Non bisogna possedere “verità assolute” perché la scienza, guidata dal metodo scientifico che del dubbio fa uno dei capisaldi per l’accrescimento della conoscenza, denunci la non dimostrabilità di tanta illogica fantasia (e, non a caso, lo stesso Petrini non spende una sola parola per convincere). Ma Petrini ovviamente ne ha per tutti, inclusa l’agricoltura tradizionale che è vero “è stato un rimedio valido al problema della fame” ma che ormai ha fatto il suo tempo e può, a suo dire, solo inquinare. A questo hanno risposto con abbondanza di argomenti, tanto riguardanti la esponenziale riduzione nel tempo di agrofarmaci nelle colture, quanto la necessità di continuare in una produzione di massa che permetta di sfamare i sette miliardi di umani presenti attualmente sul pianeta, altri più esperti di me (si veda per esempio, Roberto Defez su La Stampa il 16 giugno 2021: “Tra mistificazione e truffa, la beffa dell’agricoltura biodinamica”).

La cosa più eclatante è la visione post-scientifica che Petrini sposa.
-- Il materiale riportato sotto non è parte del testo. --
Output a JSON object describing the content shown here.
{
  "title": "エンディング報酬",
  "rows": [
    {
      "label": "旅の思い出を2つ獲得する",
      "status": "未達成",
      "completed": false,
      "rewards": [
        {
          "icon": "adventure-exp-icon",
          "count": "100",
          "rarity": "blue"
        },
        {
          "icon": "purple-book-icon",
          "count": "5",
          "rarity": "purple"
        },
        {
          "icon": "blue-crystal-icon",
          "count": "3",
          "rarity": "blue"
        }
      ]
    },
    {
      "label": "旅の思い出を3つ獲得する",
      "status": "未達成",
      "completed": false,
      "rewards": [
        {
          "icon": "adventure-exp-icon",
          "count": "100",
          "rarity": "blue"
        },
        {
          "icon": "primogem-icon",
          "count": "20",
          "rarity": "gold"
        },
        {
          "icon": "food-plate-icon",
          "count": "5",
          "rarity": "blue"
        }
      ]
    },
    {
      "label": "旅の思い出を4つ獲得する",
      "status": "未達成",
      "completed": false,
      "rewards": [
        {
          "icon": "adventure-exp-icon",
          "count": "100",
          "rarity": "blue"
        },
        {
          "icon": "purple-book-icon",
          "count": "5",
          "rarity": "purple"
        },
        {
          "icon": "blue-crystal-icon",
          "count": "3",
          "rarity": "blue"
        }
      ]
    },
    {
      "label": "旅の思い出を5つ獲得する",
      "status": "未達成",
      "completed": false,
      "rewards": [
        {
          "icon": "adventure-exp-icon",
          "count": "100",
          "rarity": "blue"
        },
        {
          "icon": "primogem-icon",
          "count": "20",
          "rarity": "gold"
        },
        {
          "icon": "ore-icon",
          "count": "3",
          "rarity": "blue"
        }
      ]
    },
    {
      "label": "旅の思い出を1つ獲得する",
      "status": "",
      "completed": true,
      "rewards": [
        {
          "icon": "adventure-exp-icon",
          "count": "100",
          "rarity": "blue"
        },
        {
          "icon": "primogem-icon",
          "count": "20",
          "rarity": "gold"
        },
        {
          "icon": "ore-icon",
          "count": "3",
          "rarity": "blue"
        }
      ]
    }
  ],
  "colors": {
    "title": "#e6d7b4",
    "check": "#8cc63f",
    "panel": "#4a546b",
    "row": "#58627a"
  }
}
Mentre afferma di essere “tutto fuorché un oppositore del metodo scientifico”, intanto delinea per questo metodo una applicabilità di maniera, ossia va usato “con buon senso” (?!), e sapendo che non può “funzionare sempre e in ogni ambito” (non è chiaro a Petrini che le condizioni al contorno fanno parte della, e definiscono la, validità delle conoscenze acquisite attraverso il metodo scientifico). Ecco quindi che il metodo scientifico va superato con la “modernità agricola” che è “nelle mani di coloro che, lavorando la terra, coniugano i vantaggi offerti dalle innovazioni tecnologiche con i saperi e le pratiche ancestrali”.
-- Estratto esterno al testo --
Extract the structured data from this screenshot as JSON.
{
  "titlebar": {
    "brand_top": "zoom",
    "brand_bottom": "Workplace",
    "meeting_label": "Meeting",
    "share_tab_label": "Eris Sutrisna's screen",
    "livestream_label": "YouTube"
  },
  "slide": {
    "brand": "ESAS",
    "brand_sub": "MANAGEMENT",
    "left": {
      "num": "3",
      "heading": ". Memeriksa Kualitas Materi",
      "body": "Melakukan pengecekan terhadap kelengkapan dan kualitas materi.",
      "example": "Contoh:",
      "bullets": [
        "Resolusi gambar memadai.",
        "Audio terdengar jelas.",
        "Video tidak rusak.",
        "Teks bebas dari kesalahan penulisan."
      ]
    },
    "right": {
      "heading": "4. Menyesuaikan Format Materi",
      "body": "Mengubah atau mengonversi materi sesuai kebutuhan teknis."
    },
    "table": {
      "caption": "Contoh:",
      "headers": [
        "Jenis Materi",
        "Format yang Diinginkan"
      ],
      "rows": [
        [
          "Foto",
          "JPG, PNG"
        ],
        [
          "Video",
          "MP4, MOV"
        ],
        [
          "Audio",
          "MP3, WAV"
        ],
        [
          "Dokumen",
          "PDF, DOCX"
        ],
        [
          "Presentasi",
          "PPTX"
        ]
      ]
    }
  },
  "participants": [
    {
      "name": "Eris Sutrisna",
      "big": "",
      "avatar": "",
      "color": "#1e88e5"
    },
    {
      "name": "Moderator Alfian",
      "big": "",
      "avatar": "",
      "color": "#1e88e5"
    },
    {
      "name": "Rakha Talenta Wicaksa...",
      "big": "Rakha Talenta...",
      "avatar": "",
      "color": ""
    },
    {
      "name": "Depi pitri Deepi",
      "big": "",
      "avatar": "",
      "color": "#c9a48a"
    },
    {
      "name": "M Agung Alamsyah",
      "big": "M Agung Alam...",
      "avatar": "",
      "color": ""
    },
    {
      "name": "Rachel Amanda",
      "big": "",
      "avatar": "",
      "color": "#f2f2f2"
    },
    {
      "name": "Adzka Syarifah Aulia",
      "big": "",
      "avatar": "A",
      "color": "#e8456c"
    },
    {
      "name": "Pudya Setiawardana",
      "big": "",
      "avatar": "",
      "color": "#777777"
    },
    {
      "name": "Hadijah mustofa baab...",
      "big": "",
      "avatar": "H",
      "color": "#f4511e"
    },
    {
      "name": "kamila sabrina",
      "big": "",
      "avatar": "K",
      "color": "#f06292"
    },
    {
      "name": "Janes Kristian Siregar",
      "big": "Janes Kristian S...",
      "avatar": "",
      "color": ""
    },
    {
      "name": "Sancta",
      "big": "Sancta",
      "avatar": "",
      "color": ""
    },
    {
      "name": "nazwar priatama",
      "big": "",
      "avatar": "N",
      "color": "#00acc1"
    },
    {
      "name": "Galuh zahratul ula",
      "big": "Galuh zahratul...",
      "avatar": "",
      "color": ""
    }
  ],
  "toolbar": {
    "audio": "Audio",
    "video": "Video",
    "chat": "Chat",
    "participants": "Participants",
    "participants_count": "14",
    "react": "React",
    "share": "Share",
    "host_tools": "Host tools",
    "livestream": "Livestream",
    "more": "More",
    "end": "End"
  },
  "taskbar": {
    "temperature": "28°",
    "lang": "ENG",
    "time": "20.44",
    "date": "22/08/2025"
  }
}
Sarebbe troppo pretendere che nel suo ampio ragionamento Petrini tenesse conto e distinguesse “tecnologia” da “scienza”. Le innovazioni tecnologiche derivano dallo sviluppo di nuova conoscenza. Ma la conoscenza e la sua validità, approvata attraverso il metodo scientifico, riguarda qualunque parte della realtà. In particolare, di quella fisica. E non è chiaro come “le pratiche ancestrali” possano sottrarsi alla verifica del sapere che la scienza deve certificare, almeno rispetto alla produttività, qualità e salubrità dei terreni agricoli. È su questo ambito (modificazione dei prodotti agricoli) che la scienza viene interrogata, non su come le pratiche ancestrali determinano la cultura contadina, che pure rappresenta una interessante e collegata dimensione. Relativa però ad aspetti socio-culturali, a uno specifico spirituale e proto-filosofico che può essere oggetto di studi antropologici di valore ma non di norme sull’agricoltura. In qualche misura si arriva a contraffare questa dimensione come una qualità che si aggiunge e trasforma il derivato agricolo, in pratica utilizzando una operazione di marketing classica.
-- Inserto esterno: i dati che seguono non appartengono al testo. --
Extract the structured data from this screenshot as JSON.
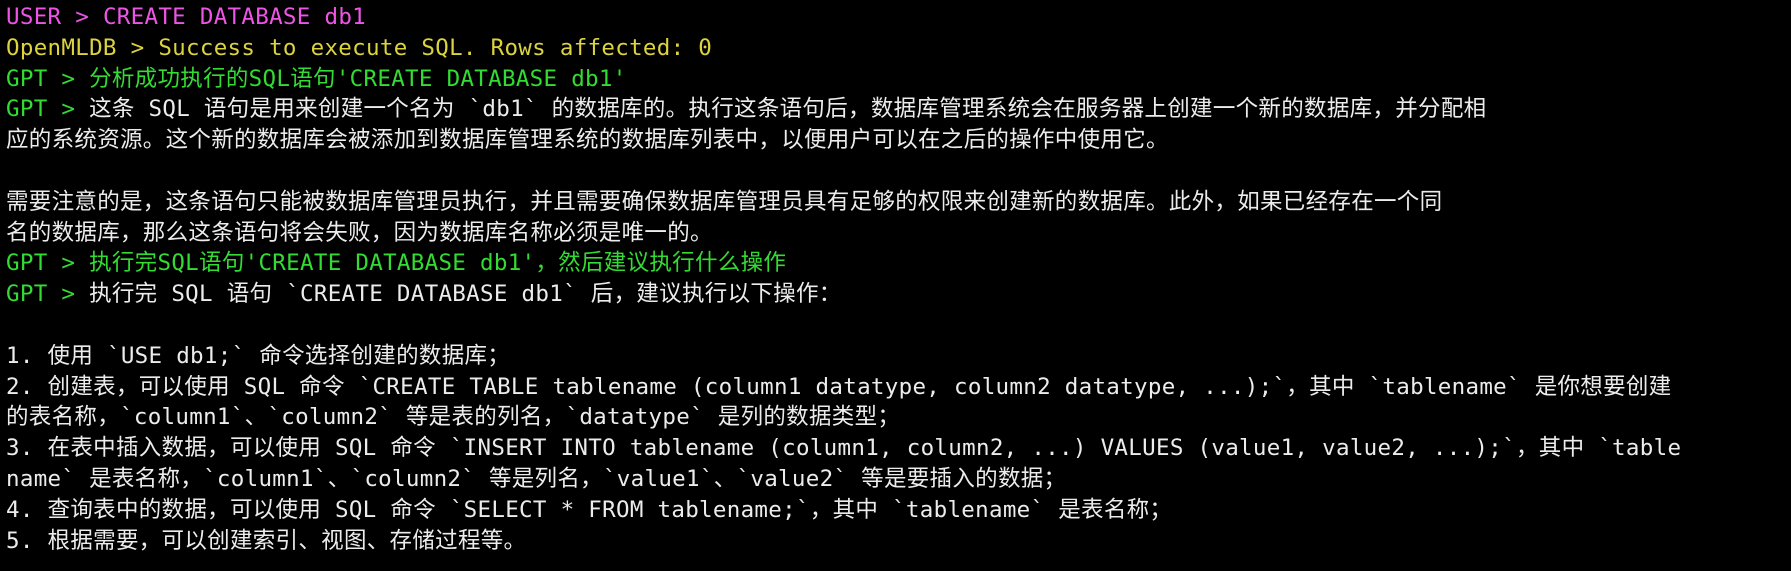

Petrini chiude il suo commento su La Stampa con una affermazione esplicita del superamento della conoscenza come prodotto della scienza: “è il lavoro contadino che sfama il mondo, e non la scienza, che deve quindi essere supporto e non egemonia”. Anzitutto, senza la scienza e le tecnologie che ne sono derivate il mondo sarebbe sfamato per una frazione infinitesima e lo stesso lavoro degli agricoltori sarebbe rimasto alle fatiche e alle problematiche immani che i campi hanno riservato a chi li ha curati nei secoli: appare paradossale che Petrini non colga questo punto. Ma peggio ancora è la riduzione della scienza alla stregua di ancella minore nel pensiero e nella funzione umana. La scienza è per gli umani, ancor prima che strumento (per vivere meglio ed evolvere, anche nel produrre la propria alimentazione), un fine in sé. È la scoperta e il bisogno del sapere come alimento essenziale della nostra mente e delle nostre primarie esigenze di sviluppo.

Per queste ragioni crediamo che l’appello degli scienziati italiani sarà raccolto dalla Camera dei Deputati e non ci troveremo, unico paese al mondo, con una legge in cui si dà veste ufficiale a un metodo del tutto incompatibile con le pratiche agricole scientificamente validate.